The word “son” burns like a little fire sizzling my skin. “You didn’t have to do that,” I tell him. “I can take care of myself.”
“Maybe,” he says. “If the world was fair. As it is, we got to look out for each other.” He looks at me slant, not smiling, but clearly tempted to. “If you came from somewhere, you might know that.”
Here is what I know: Papa was wrong, about all of it. Day after day, there’s more and more proof. The values he taught me were only things he wanted to be true.
Lansing, 1939
I believed in Papa’s stories a lot longer than I should have. He’d insisted I was exceptionally smart, and I always got perfect grades in school easily. He said I was going to be a leader, and people tended to look to me like I was in charge without me even trying — my siblings, the welfare people, my classmates. Not just black people — white people, too.
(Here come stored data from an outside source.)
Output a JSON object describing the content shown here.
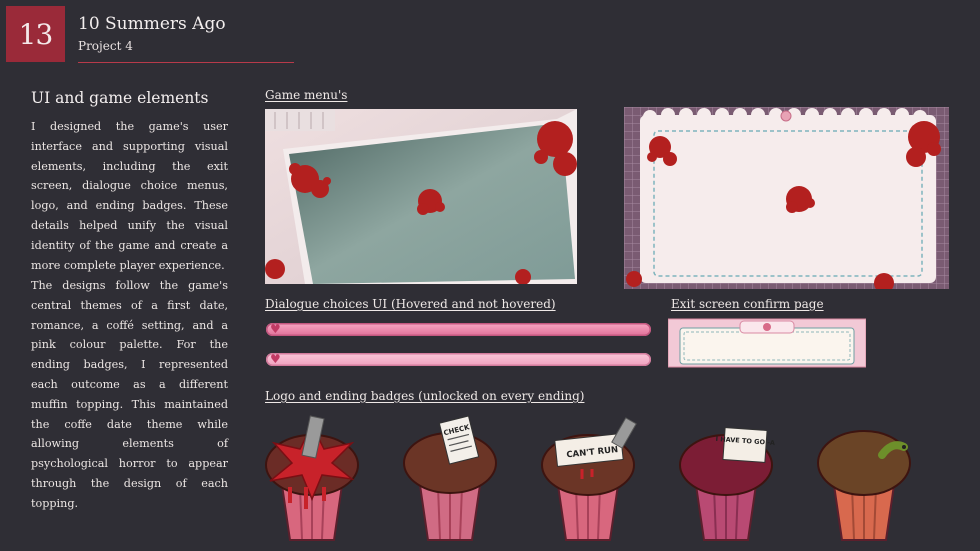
{
  "header": {
    "number": "13",
    "title": "10 Summers Ago",
    "subtitle": "Project  4"
  },
  "intro": {
    "heading": "UI and game elements",
    "paragraph1": "I designed the game's user interface and supporting visual elements, including the exit screen, dialogue choice menus, logo, and ending badges. These details helped unify the visual identity of the game and create a more complete player experience.",
    "paragraph2": "The designs follow the game's central themes of a first date, romance, a coffé setting, and a pink colour palette. For the ending badges, I represented each outcome as a different muffin topping. This maintained the coffe date theme while allowing elements of psychological horror to appear through the design of each topping."
  },
  "sections": {
    "menus_label": "Game menu's",
    "dialogue_label": "Dialogue choices UI (Hovered and not hovered)",
    "exit_label": "Exit screen confirm page",
    "badges_label": "Logo and ending badges (unlocked on every ending)"
  },
  "badge_text": {
    "check": "CHECK",
    "cant_run": "CAN'T RUN",
    "have_to_go": "I HAVE TO GO -A"
  },
  "colors": {
    "background": "#2f2e35",
    "accent": "#9a2a39",
    "pink": "#f3a6c1",
    "blood": "#b3201f"
  }
}
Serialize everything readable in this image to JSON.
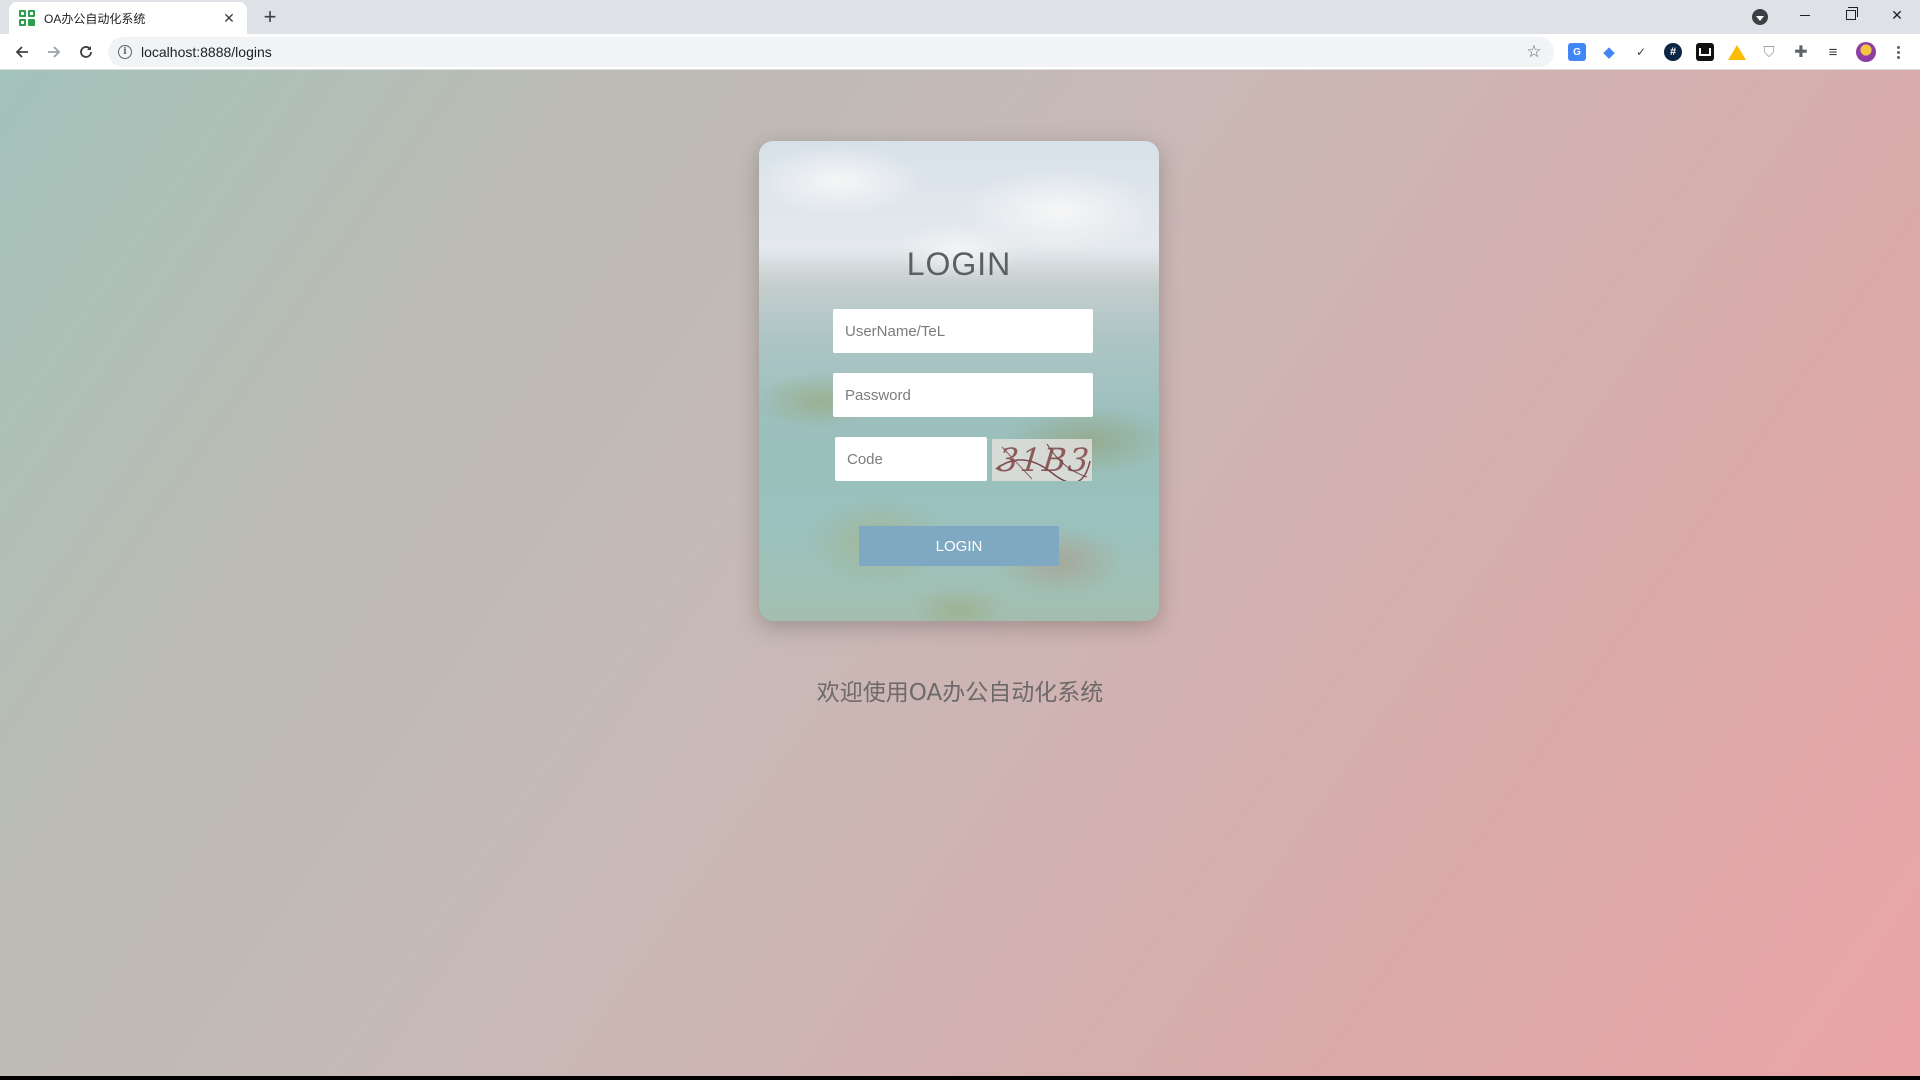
{
  "browser": {
    "tab": {
      "title": "OA办公自动化系统",
      "close_glyph": "✕"
    },
    "new_tab_glyph": "+",
    "url": "localhost:8888/logins",
    "bookmark_glyph": "☆",
    "icons": [
      "back-arrow-icon",
      "forward-arrow-icon",
      "reload-icon",
      "info-icon",
      "star-icon",
      "google-translate-icon",
      "graduation-cap-icon",
      "check-icon",
      "hashtag-icon",
      "book-icon",
      "google-drive-icon",
      "shield-icon",
      "puzzle-icon",
      "reading-list-icon",
      "avatar",
      "menu-dots-icon"
    ]
  },
  "login": {
    "title": "LOGIN",
    "username_placeholder": "UserName/TeL",
    "password_placeholder": "Password",
    "code_placeholder": "Code",
    "captcha_text": "31B3",
    "button_label": "LOGIN"
  },
  "footer": {
    "welcome": "欢迎使用OA办公自动化系统"
  },
  "colors": {
    "button": "#7fa9c2",
    "title": "#5a6062",
    "gradient_start": "#a3c3bb",
    "gradient_end": "#eba4a6"
  }
}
When I got expelled from school in Lansing, I got removed from regular foster care and sent to live with the Swerlins, who ran a pre-detention foster facility twelve miles away in Mason. Mrs. Swerlin enrolled me in the all-white Mason Junior High. I still got straight As. They elected me class president my very first year there. Destined for greatness? Sure. It was easy to believe everything Papa ever told me.
The English teacher, Mr. Ostrowski, was definitely my favorite person at Mason Junior High. Some of the things he talked about even reminded me of Papa in some ways, as much as any white man could. From time to time, Mr. Ostrowski would clap me on the shoulder and say I had potential. I liked to pretend it was someone else saying it. Someone who loved me. I missed Papa’s deep, strong voice, and being away from home, away from my siblings, it was extra nice to hear something so familiar and uplifting.
Mr. Ostrowski was always asking us — the whole class, I mean — what our dreams were and what we wanted to be. The way Papa had always done, telling me the sky was the limit.
So it was no real surprise when Mr. Ostrowski motioned me up to his desk after class one day, saying, “Malcolm, have you given any thought to your future?”
“My future?” I echoed. I mean, I was used to hearing him talk about stuff like this in general, but not really one-on-one.
“Yes,” he said. “Let’s have a little talk about that.”
While the other kids cleared out of the room, laughing and joking and starting their after-school games, I gathered up my stack of books and came to stand by Mr. Ostrowski’s desk.
“You’re working now, aren’t you?” he said.
“Yes. I’ve started a job over at a restaurant in Lansing.” Mrs. Swerlin had recommended me for it, knowing I wanted some spending money.
“Well, that’s just fine, for now, isn’t it?” he said.
“I suppose.” I didn’t especially like doing the work, but I sure didn’t mind the little bit of pay I was getting. A handful of cash that was just my own. That was the key to the good life, as far as I could see.
“I wanted to talk to you because I want to be sure you’re thinking about what you want to do for work in the future.”
“Sure.” I nodded eagerly.
“Have you given it any thought?” he said. “You have a lot going for you.”
“Well, yes, sir,” I answered. “I suppose I’ve been thinking I’d like to be a lawyer.” I certainly didn’t want to wash dishes in a sweaty kitchen for the rest of my life. I won all of the debates at school, and I wanted to help people like Papa had; being a lawyer seemed like a good fit.